196043 Simulating Pandemic Influenza: Using Technology to Teach Public Health Preparedness

Monday, November 9, 2009

Jan K. Carney, MD MPH , Department of Medicine, University of Vermont College of Medicine, Burlington, VT
Christopher Grace, MD , Infectious Disease Unit, Fletcher Allen Health Care, Burlington, VT
Jill Jemison , University of Vermont College of Medicine, Burlington, VT
Tania Bertsch, MD , University of Vermont College of Medicine, Burlington, VT
Background: Innovative methods to efficiently simulate pandemic situations can facilitate engagement and preparedness learning. Objective: Describe and evaluate a pilot model, using technology, to simulate pandemic progression and decision-making in a 500-bed hospital and surrounding community. Methods: The University of Vermont College of Medicine Educational Tool (COMET), an electronic learning system, was used as a teaching platform. 72 clerkship medical students participated in a 4 hour pilot exercise. A first-hour introductory lecture concluded with a simulated emergency broadcast message from the department of health director that WHO Pandemic Phase had changed from III to IV, and students transitioned to small groups. A total of 6 timed emergency broadcasts were sequentially dispatched into 9 small classrooms over a 2-hour period, followed by a 1 hour large-group debriefing. The scenario began with a student with flu-like symptoms following international travel and progressed to demands for anti-viral medications and vaccines, work refusals, and ventilator shortages. Decisions faced extreme time-pressures, as subsequent emergency broadcasts appeared, with student groups required to develop medication distribution plans and triage patients. Results: 94.4% completed a COMET evaluation to assess knowledge and attitudes: 93% agreed or strongly agreed that physicians and hospitals are best prepared for pandemic illness with written plans, preparedness exercises, and stockpiles of antiviral medications and personal protective equipment; 94% agreed or strongly agreed that understanding their role in public health emergencies is important to their training. Conclusions: This innovative simulation was an engaging method to teach preparedness and could be utilized in other settings.

Learning Objectives:
1.Describe this method of using technology to simulate pandemic progression. 2.Discuss the use of this method in preparing health professionals for emergency preparedness. 3.Assess the potential uses of this simulation technology in other settings.

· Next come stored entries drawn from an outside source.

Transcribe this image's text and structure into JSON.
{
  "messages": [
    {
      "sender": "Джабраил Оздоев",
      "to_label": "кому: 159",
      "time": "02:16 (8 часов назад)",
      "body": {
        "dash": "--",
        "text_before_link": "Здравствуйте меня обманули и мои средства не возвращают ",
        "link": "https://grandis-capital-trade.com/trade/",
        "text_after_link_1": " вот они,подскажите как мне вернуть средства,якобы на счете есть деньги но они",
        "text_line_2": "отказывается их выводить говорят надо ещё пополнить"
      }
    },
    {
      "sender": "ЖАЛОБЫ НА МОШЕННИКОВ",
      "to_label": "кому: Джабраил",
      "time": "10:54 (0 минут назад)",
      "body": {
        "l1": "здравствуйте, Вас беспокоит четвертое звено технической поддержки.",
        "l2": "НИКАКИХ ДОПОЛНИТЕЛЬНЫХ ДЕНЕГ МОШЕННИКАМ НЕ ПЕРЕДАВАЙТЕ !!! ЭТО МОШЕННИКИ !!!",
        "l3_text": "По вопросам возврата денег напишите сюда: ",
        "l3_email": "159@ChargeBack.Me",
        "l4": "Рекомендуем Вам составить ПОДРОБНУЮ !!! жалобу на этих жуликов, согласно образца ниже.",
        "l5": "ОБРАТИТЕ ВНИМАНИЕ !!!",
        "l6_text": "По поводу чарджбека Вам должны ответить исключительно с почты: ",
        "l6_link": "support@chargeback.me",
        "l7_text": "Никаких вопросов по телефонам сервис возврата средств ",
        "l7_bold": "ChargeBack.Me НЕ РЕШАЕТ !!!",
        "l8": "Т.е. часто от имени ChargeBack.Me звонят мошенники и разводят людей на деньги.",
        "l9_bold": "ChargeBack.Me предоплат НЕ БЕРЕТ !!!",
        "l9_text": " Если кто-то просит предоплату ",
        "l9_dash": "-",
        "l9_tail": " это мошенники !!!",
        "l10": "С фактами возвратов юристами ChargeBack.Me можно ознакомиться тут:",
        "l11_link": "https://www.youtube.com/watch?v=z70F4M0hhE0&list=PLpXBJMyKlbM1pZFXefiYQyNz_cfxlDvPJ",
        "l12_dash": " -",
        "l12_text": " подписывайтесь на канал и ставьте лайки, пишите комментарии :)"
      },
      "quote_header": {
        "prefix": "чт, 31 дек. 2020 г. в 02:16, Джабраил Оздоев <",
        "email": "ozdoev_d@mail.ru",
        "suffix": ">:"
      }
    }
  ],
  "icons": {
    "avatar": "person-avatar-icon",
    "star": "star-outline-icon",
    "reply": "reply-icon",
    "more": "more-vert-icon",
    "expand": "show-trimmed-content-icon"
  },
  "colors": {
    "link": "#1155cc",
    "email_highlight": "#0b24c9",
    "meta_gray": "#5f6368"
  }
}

Keywords: Technology, Public Health Education

Presenting author's disclosure statement:

Qualified on the content I am responsible for because: I participated in the design, implementation, evaluation, interpretation, and critical review of this paper.
Any relevant financial relationships? No

I agree to comply with the American Public Health Association Conflict of Interest and Commercial Support Guidelines, and to disclose to the participants any off-label or experimental uses of a commercial product or service discussed in my presentation.